The Detroit City Council is poised to vote today on a land deal that makes way for a new bridge to Canada—but their decision might not matter.
The proposal would transfer 301 parcels of mostly unoccupied, city-owned land to the Michigan land bank for $1.4 million.
It’s just the start of the US-based land acquisition process for the proposed new bridge between Detroit and Windsor. Canada is footing the bill for the project.
At a meeting Monday, several Council members were openly skeptical about elements of the deal—particularly about a lack of guaranteed benefits for residents of the Delray host community in southwest Detroit.
And they expressed concerns that the community’s—and the city’s—interests aren’t being aggressively advocated by the state in negotiations with the Canadian government.
State and city officials countered that they’ve drawn up a Neighborhood Development Agreement, which does contain some provisions to address neighborhood concerns—including the creation of a formal Community Advisory Group to advocate community interests as the project moves forward.
But they admit it’s too early in the process to lock down many guarantees, and ultimately the Canadian government will have to be the one to make them.
Andrew Doctoroff, the state’s senior advisor on transportation initiatives, said there are few specific guarantees on paper yet, but Council members should take “a lot of comfort” in promises Canada has already made for steps like environmental remediation and mitigation.
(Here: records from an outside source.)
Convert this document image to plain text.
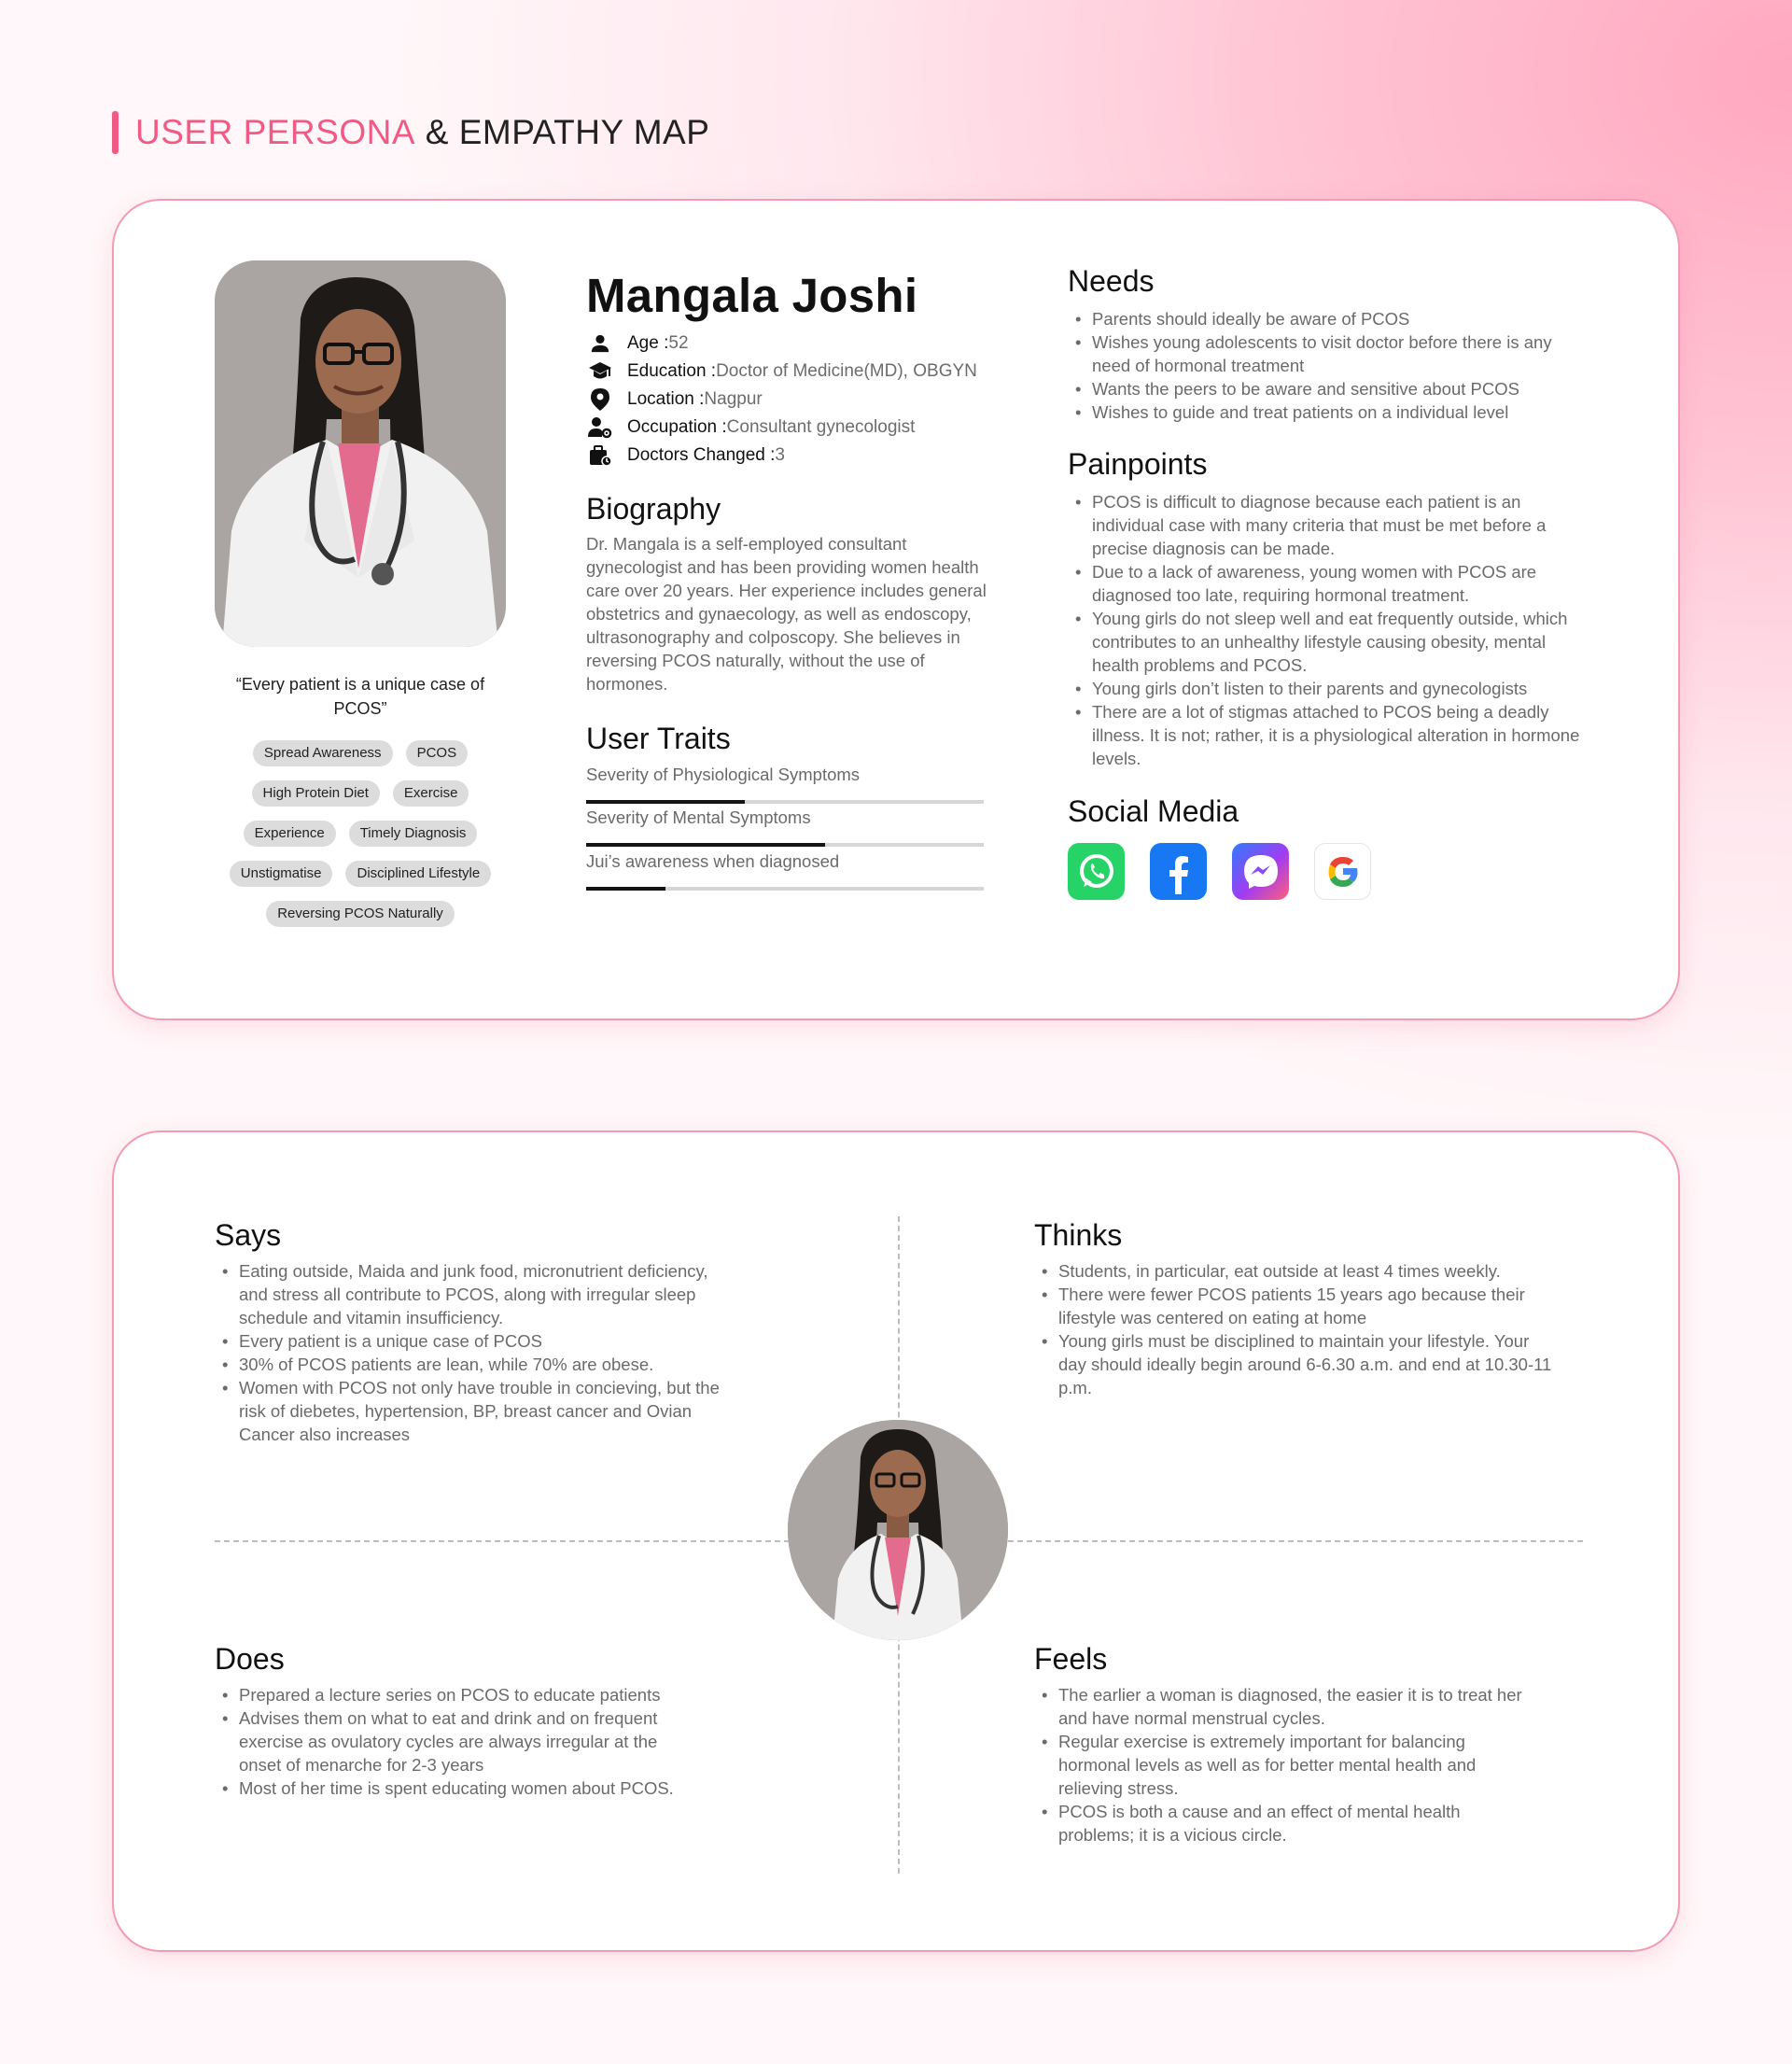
USER PERSONA & EMPATHY MAP
“Every patient is a unique case of PCOS”
Spread Awareness	PCOS
High Protein Diet	Exercise
Experience	Timely Diagnosis
Unstigmatise	Disciplined Lifestyle
Reversing PCOS Naturally
Mangala Joshi
Age : 52
Education : Doctor of Medicine(MD), OBGYN
Location : Nagpur
Occupation : Consultant gynecologist
Doctors Changed : 3
Biography
Dr. Mangala is a self-employed consultant gynecologist and has been providing women health care over 20 years. Her experience includes general obstetrics and gynaecology, as well as endoscopy, ultrasonography and colposcopy. She believes in reversing PCOS naturally, without the use of hormones.
User Traits
Severity of Physiological Symptoms
Severity of Mental Symptoms
Jui’s awareness when diagnosed
Needs
• Parents should ideally be aware of PCOS
• Wishes young adolescents to visit doctor before there is any need of hormonal treatment
• Wants the peers to be aware and sensitive about PCOS
• Wishes to guide and treat patients on a individual level
Painpoints
• PCOS is difficult to diagnose because each patient is an individual case with many criteria that must be met before a precise diagnosis can be made.
• Due to a lack of awareness, young women with PCOS are diagnosed too late, requiring hormonal treatment.
• Young girls do not sleep well and eat frequently outside, which contributes to an unhealthy lifestyle causing obesity, mental health problems and PCOS.
• Young girls don’t listen to their parents and gynecologists
• There are a lot of stigmas attached to PCOS being a deadly illness. It is not; rather, it is a physiological alteration in hormone levels.
Social Media
Says
• Eating outside, Maida and junk food, micronutrient deficiency, and stress all contribute to PCOS, along with irregular sleep schedule and vitamin insufficiency.
• Every patient is a unique case of PCOS
• 30% of PCOS patients are lean, while 70% are obese.
• Women with PCOS not only have trouble in concieving, but the risk of diebetes, hypertension, BP, breast cancer and Ovian Cancer also increases
Thinks
• Students, in particular, eat outside at least 4 times weekly.
• There were fewer PCOS patients 15 years ago because their lifestyle was centered on eating at home
• Young girls must be disciplined to maintain your lifestyle. Your day should ideally begin around 6-6.30 a.m. and end at 10.30-11 p.m.
Does
• Prepared a lecture series on PCOS to educate patients
• Advises them on what to eat and drink and on frequent exercise as ovulatory cycles are always irregular at the onset of menarche for 2-3 years
• Most of her time is spent educating women about PCOS.
Feels
• The earlier a woman is diagnosed, the easier it is to treat her and have normal menstrual cycles.
• Regular exercise is extremely important for balancing hormonal levels as well as for better mental health and relieving stress.
• PCOS is both a cause and an effect of mental health problems; it is a vicious circle.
“This administration is very much committed to making sure that the voices of this city and community are heard,” Doctoroff said.
“There aren’t guarantees about additional community enhancements beyond those provisions. And that is where there will have to aggressive lobbying by the state of Michigan, [and] by this city.”
But some Council members and residents blasted the state for not pushing aggressively enough on the community’s behalf.
Council member Raquel Castaneda-Lopez, who represents the district that includes southwest Detroit, called the negotiation process that led to the Neighborhood Development Agreed “incredibly paternalistic” and “not very transparent.”
“It’s a flawed process that the state continues to support, only engaging with the mayor and only engaging with the Council president, and not engaging with the community or its elected representative,” Castaneda-Lopez said.
But even if the Council votes to reject the current deal, emergency manager Kevyn Orr can overrule them.
Orr’s chief operating officer, Gary Brown, told Council Monday that he’s prepared to do that.
“He [Orr] will approve this land transfer, and it may not have a community benefits agreement attached to it,” Brown said. “It certainly wouldn’t be any better than the one on the table right now.”
That sparked outrage from Detroit state representative Rashida Tlaib, who accused the Canadian government of working with Orr and the state to sidestep addressing community concerns.
“If they want to deal with us through the middle person of the state, forget it,” said Tlaib, who urged the Council to come up with an alternative land transfer deal, even if it has no hope of being approved by Lansing. “Oh Canada…if you want to come over here and deal with us, come over and deal with us directly.”
The Council also received a last-minute offer to buy the land from the Detroit International Bridge Company. That company, which owns the Ambassador Bridge, has fought against the proposed new span for years.
DIBC offered $1.5 million for the land, and an additional $1 million for unspecified “community redevelopment.”
But city lawyers dismissed the offer as “incomplete” and “not proper.”